Third, everyone will benefit when there is widespread data literacy: the knowledge, skills and confidence to innovate with data. Innovation hubs like dLab in Tanzania provide essential training to help government initiatives with local communities; likewise, in Côte d’Ivoire the gender-focused TechMousso initiative has helped build technological skills as people design innovative solutions to local problems. In order to unlock value from data, governments must invest in building data literacy and data science skills for everyone.
Commenting on this year’s report, ODI International Development Manager Fiona Smith said:
This year, the Barometer points to a fundamental challenge around investing and supporting the culture change process across government. This means building data skills and capacity throughout the civil service, and strong data governance policies – recognising that data management and publication is a government-wide responsibility.
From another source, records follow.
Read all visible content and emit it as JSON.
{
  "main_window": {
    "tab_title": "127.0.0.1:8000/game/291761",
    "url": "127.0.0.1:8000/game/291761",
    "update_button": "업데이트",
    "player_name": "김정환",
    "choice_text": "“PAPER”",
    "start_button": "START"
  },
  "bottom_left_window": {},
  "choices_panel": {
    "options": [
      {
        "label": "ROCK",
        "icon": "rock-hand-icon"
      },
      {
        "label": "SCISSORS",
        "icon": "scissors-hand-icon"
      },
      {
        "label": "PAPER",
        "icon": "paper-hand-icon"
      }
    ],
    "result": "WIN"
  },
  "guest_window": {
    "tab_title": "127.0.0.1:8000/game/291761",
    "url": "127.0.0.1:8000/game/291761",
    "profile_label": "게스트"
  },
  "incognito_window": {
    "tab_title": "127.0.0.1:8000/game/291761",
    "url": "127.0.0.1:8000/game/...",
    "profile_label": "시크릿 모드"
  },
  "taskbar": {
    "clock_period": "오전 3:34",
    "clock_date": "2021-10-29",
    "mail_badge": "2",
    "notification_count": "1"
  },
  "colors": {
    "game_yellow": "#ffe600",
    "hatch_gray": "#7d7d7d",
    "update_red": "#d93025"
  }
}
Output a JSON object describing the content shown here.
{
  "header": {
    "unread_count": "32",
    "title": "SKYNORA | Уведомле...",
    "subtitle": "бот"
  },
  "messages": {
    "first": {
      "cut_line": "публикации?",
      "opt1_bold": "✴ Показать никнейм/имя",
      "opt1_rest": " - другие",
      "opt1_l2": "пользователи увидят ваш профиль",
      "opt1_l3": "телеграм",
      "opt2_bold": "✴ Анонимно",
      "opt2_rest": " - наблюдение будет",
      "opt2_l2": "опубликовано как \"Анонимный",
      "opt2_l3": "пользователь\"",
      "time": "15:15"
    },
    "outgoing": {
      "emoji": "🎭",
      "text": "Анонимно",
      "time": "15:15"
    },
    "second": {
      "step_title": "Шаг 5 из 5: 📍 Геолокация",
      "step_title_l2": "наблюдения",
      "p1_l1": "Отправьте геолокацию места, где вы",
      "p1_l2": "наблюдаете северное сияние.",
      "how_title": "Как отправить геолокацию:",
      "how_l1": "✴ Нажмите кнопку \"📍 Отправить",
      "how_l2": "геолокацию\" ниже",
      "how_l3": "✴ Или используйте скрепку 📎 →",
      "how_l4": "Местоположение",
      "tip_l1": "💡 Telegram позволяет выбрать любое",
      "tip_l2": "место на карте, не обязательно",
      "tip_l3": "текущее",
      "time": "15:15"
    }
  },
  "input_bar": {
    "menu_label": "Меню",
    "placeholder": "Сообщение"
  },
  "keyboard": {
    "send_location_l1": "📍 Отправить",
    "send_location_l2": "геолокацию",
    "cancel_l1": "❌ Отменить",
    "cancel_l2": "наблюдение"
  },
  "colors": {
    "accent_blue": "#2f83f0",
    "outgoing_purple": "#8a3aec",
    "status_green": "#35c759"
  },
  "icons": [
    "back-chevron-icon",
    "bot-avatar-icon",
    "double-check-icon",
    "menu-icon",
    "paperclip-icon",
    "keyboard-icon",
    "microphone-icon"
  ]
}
It also means stronger engagement with data users, including with the private sector (themselves holders of valuable data) to identify points of collaboration, especially around achieving the Sustainable Development Goals. We believe this approach can lead to breakthroughs and transformation of entire sectors, including agriculture and nutrition, banking, transportation and the pharmaceutical industry.
About the Open Data Barometer
The Open Data Barometer is an international index that examines the open data initiatives of countries and regions globally. It is produced by the World Wide Web Foundation as a collaborative work of the Open Data for Development network and with the support of the Omidyar Network. The index ranks countries according to their readiness, implementation and impact, with rankings informed by contextual data, technical assessments and a range of secondary indicators, including from the World Bank and World Economic Forum. Findings are released annually.